Comment by flashdesk
3 hours ago
That framing helps. When people compare MoQ with WebRTC, is the main attraction lower-level control over transport/media semantics, or are there cases where MoQ is expected to be materially better for latency or reliability?
I’m trying to understand whether it’s mainly a replacement for specific WebRTC use cases, or more of a building block for new kinds of real-time systems.
There's a few cases where WebRTC falls apart that I think MoQ could help with.
It doesn't work so well for having a low-latency broadcast. Your choices right now are - use WebRTC and deploy selective forwarding units, which are going to be something custom, and likely involve spinning up a bunch of geographically-distributed virtual machines, figuring out signalling and whatnot. Or - use HLS so you can use more standard HTTP CDN tech, but you gain orders of magnitude of latency.
MoQ should allow for a standardized CDN stack, meaning we should be able to have a more abstract service (instead of spinning up VMs, you just employ some company's CDN service and tell it where to get media from).

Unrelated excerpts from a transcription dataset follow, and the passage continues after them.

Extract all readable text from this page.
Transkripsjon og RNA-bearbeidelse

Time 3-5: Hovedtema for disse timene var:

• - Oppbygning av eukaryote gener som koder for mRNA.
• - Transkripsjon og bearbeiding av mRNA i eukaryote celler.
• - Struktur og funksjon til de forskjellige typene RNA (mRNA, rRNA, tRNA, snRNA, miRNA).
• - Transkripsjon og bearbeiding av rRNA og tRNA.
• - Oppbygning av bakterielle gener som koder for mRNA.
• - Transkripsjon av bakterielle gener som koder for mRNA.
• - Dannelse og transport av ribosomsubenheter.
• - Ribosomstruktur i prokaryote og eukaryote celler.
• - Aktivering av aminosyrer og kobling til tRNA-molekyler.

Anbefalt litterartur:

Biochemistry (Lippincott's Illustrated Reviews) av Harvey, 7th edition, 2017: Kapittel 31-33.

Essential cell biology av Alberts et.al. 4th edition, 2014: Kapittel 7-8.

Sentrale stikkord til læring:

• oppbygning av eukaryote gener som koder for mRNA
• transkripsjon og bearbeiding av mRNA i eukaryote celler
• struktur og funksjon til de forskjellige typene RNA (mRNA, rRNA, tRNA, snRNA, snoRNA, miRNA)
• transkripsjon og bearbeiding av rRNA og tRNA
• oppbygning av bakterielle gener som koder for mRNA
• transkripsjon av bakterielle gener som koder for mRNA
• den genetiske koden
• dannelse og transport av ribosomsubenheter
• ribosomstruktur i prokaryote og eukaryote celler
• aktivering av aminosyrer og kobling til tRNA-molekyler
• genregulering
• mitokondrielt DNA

There's a lot of other little issues with WebRTC for certain, specific applications. Like - last I tried it, browsers will subtly speed up audio/video to keep everything in sync, and you can have scenarios where you'd rather just let the viewer fall behind a bit and skip ahead later (say you're listening to music, speeding it up isn't ideal).
Or - say you want to have a group call and capture each participant's audio individually and edit it together later for something like a podcast. It's been a while since I've tried this, but I recall it being pretty difficult to do that with WebRTC. I remember all the mixing would happen in the browser's libwebrtc and I had really limited control over things.